Elles se sont frayé un chemin à la tête des entreprises, voire des conseils d’administration. Rena Étienne, Nousrath Bhugeloo, Virginie Koenig et Caroline Rault témoignent de leur parcours en cette Journée internationale de la femme.

Rena Étienne: une ouvrière devenue membre du conseil d’administration

Alpha Group, société spécialisée dans le nettoyage de bureaux, crée la surprise en septembre 2011 quand elle nomme Rena Étienne à son conseil d’administration. Rena occupe à ce moment le poste de Quality Controller après avoir intégré la compagnie au poste de Cleaner.
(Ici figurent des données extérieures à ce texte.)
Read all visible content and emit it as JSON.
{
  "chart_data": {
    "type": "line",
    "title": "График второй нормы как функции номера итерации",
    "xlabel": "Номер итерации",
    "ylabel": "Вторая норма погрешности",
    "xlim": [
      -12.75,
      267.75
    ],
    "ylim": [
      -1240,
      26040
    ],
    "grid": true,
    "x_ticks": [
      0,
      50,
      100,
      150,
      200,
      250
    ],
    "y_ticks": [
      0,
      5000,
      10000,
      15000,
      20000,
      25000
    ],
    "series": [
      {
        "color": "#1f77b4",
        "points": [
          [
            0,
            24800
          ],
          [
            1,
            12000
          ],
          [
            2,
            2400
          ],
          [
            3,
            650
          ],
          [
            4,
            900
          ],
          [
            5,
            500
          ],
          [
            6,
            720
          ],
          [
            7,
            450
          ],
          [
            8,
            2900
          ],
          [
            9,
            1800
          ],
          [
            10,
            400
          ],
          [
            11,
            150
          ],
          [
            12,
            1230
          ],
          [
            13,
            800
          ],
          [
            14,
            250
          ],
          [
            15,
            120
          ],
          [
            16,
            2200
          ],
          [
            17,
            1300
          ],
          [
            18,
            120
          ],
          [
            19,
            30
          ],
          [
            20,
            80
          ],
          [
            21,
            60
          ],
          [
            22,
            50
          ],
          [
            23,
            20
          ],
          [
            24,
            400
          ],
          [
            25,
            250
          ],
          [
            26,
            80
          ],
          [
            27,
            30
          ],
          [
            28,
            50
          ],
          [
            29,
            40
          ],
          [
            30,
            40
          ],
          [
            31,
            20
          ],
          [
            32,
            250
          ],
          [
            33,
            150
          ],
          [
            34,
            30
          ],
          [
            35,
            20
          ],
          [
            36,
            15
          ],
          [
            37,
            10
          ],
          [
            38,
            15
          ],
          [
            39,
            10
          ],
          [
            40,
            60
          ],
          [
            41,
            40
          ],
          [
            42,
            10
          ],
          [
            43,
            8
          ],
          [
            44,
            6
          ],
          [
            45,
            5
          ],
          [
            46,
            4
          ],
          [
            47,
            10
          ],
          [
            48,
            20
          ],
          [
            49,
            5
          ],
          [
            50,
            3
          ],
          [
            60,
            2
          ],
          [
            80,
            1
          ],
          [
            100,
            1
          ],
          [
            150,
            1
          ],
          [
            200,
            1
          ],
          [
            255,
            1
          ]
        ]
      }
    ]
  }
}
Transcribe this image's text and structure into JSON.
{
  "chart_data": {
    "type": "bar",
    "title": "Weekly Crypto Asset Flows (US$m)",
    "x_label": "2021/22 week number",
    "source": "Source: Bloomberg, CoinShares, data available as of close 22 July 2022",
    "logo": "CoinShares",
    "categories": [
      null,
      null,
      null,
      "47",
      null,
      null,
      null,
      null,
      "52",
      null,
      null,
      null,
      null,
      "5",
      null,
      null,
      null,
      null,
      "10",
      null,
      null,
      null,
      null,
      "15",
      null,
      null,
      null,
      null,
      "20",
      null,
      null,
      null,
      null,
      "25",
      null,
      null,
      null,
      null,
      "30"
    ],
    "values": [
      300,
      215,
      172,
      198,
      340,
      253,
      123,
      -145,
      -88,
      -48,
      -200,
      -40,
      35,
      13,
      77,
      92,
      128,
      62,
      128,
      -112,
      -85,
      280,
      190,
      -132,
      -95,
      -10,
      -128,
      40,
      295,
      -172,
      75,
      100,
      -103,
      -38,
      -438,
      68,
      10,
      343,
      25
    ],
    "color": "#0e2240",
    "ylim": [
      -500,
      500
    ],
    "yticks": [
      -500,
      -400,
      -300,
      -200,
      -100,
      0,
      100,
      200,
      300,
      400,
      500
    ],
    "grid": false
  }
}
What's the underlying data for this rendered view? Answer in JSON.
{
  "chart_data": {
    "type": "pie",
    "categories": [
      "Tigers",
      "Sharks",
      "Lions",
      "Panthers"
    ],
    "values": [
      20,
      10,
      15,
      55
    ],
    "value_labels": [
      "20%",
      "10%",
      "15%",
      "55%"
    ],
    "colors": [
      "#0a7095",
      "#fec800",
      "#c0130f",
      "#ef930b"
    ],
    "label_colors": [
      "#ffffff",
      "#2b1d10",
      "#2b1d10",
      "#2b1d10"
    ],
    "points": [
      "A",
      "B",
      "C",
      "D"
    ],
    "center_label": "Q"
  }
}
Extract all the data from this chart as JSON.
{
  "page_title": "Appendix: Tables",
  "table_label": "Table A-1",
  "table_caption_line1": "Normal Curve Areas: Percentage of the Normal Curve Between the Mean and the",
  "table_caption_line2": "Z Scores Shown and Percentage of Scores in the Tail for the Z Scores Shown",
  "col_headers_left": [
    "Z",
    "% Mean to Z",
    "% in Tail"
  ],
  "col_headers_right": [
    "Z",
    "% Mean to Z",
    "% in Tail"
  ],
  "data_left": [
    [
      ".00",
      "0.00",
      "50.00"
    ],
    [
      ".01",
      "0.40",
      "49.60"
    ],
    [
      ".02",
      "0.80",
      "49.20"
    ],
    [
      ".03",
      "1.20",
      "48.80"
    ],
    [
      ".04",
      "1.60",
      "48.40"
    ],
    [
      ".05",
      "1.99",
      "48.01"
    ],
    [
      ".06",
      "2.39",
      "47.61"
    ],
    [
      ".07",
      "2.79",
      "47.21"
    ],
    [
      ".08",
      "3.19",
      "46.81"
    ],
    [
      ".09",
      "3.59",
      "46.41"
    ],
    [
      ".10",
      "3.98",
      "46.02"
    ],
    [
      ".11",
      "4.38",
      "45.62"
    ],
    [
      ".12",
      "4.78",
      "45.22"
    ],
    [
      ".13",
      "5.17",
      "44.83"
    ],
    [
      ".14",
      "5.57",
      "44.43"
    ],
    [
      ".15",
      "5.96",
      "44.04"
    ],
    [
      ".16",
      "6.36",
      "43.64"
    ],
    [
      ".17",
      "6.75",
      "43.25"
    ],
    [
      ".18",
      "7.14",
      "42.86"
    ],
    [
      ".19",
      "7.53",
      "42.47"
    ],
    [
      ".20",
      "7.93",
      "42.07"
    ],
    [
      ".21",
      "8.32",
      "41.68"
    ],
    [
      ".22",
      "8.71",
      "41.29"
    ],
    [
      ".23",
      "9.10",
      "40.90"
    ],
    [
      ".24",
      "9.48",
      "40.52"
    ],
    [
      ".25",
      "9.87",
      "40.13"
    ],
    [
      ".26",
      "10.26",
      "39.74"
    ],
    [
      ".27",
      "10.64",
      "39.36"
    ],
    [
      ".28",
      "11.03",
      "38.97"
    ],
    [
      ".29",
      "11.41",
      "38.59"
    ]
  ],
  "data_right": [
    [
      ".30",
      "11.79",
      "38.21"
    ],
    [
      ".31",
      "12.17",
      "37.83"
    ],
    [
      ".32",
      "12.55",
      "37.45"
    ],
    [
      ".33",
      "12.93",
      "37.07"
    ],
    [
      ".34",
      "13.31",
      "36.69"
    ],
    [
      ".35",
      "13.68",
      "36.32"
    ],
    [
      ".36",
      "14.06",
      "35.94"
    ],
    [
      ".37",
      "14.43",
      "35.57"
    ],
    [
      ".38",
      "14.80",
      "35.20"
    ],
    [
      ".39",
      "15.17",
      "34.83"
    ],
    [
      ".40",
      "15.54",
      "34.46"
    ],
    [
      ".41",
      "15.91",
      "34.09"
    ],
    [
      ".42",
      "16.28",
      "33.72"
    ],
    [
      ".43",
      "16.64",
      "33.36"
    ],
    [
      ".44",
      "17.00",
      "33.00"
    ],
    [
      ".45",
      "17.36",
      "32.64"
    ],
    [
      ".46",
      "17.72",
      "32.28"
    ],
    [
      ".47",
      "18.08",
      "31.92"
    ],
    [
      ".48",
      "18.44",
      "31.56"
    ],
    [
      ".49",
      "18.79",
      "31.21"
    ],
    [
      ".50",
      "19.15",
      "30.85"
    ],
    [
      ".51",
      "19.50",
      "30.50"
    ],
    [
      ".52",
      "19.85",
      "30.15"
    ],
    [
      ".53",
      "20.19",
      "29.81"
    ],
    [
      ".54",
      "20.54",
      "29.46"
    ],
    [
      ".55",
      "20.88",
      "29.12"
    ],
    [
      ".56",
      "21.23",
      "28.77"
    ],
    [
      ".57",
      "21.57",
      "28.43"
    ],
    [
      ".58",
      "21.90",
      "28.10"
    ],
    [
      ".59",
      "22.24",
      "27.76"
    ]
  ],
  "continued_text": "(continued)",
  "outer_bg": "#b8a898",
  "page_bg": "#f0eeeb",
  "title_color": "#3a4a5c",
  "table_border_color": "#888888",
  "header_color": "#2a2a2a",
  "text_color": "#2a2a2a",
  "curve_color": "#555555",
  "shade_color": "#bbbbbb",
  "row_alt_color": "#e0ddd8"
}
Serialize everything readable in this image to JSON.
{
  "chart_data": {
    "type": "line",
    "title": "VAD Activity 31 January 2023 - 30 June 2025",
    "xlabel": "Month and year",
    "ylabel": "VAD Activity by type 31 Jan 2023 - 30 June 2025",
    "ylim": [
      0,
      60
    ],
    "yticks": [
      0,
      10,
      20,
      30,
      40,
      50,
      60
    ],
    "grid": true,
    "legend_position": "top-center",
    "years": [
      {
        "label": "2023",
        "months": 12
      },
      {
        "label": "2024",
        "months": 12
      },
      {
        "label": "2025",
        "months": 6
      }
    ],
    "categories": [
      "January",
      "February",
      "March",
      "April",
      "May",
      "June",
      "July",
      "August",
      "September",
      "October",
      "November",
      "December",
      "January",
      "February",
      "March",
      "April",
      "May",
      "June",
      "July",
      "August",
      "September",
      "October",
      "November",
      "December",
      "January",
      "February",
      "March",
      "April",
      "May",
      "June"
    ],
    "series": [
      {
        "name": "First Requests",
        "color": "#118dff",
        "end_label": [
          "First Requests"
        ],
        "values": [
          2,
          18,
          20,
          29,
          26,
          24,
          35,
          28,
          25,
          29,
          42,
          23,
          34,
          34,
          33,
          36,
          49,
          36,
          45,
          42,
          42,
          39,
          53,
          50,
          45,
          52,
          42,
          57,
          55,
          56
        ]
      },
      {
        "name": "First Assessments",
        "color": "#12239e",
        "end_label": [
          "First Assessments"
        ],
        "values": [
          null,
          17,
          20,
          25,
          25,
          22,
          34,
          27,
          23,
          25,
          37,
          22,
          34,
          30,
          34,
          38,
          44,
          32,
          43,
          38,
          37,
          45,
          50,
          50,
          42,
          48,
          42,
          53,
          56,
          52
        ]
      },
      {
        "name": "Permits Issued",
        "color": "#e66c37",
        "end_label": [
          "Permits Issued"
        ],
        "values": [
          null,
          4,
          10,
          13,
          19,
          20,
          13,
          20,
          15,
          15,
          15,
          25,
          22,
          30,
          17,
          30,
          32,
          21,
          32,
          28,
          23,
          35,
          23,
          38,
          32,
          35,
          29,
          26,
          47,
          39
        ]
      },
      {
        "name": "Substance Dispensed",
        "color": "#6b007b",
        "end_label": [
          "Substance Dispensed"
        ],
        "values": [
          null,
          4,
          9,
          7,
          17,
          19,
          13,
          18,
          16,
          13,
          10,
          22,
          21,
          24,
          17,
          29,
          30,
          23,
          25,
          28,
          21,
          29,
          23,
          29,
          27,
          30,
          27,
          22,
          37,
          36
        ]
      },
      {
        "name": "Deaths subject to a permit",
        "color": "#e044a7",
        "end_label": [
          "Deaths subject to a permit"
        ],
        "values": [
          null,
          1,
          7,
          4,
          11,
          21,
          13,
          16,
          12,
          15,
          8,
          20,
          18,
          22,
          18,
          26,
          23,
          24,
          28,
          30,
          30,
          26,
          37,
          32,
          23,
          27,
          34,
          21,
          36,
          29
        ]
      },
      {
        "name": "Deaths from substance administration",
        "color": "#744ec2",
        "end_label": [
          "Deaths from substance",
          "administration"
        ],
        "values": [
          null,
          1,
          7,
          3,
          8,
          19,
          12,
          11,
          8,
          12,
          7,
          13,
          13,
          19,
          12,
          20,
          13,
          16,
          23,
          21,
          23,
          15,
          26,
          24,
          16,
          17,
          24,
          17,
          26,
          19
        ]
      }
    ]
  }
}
«Pour nous», souligne Ranjiv Nuckchady, Managing Director d’Alpha Group, «la nomination de Rena au sein du conseil d’administration est tout un symbole. Symbole pour notre société qui, par la nomination de Rena, démontre non seulement l’importance accordée à la femme, mais aussi à ceux qui n’ont pas de formation de base. C’est un moyen pour nous de donner à cette profession ses lettres de noblesse.» 

Vie transformée

Cette nomination a complètement changé la vie de Rena. Elle dispose désormais d’une voiture et bénéficie des avantages associés à son statut. Il lui a fallu du temps pour se familiariser avec ses nouvelles responsabilités.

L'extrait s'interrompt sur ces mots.